Wind River did “all the joinery and planing and made mortise and tenon and angle cuts at its shop, before unloading and assembled the pieces on site. It took three and a half days to raise the frame, which the homeowners watched in fascination. “Just seeing how the crane worked and the pieces flew — we loved it,” says one homeowner. “It was really art — three-dimensional, like performance art.”
The 2,400-square-foot home lives large with an open floor plan on the main level, where the master bedroom is also located. “The kitchen came out bigger than we imagined and we love the way it’s all a giant open space,” the homeowner says. Upstairs is a guest bedroom and an L-shaped loft area used as a library. “It doesn’t look like living space, but it’s important to us,” says the homeowner.

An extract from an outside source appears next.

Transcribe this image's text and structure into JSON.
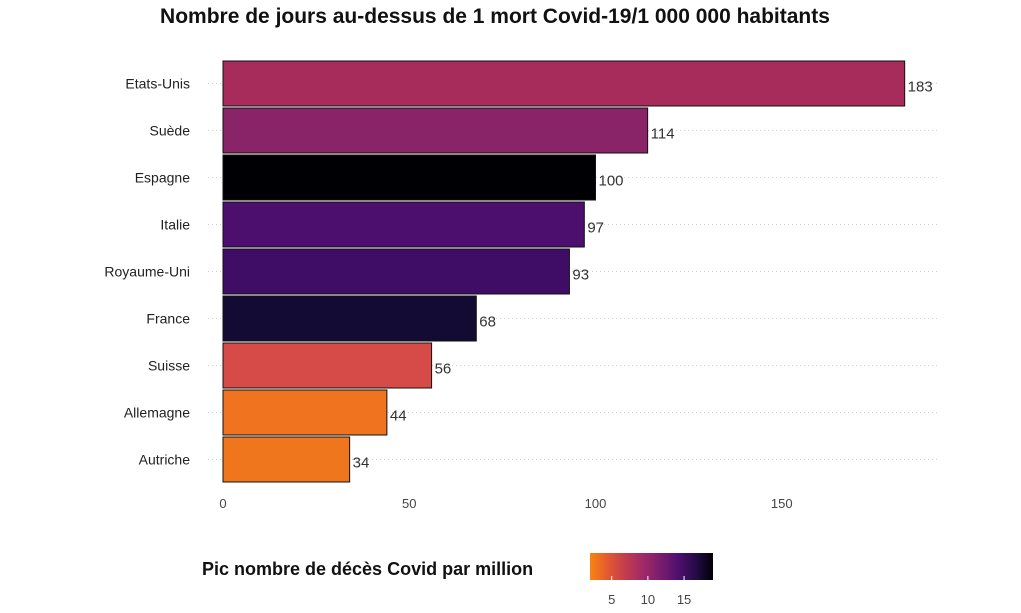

Bernholtz calls the design a “classic timber frame,” with a “gabled extension for the great room and shed porches off of that. There are nice features in the valleys in the home and in the details in how the great room ties in with the rest of the house.” Except for the master bedroom, which is built with SIPs and conventional framing, the house is structural timber frame.
The design maximizes passive solar. “We have the perfect combination of sun angle, the height of the windows and the depth of the roof overhang so the house is full of sun in the coldest part of the winter and the sun doesn’t invade in the summer,” the homeowner says. With radiant heat in the floor and good insulation, the house stays warm in winter. In summer, the couple open windows at night, close them in the morning and the house retains its temperature.
“We don’t need air conditioning,” they say. Evidence of Craftsman style appears naturally in the interior design where structural oak timbers do double duty as frames to highlight photographs, artwork, artifacts, and, of course, the landscape. Frame patterns on the walls are mimicked by the loft stair rail. As Stickley wrote, “There are elements of intrinsic beauty in the simplification of a house built on the log cabin idea.” While this house is not a cabin, its simple lines and low impact give it that “intrinsic beauty” and make it fit neatly into what the homeowner calls a “clean, quiet environment.”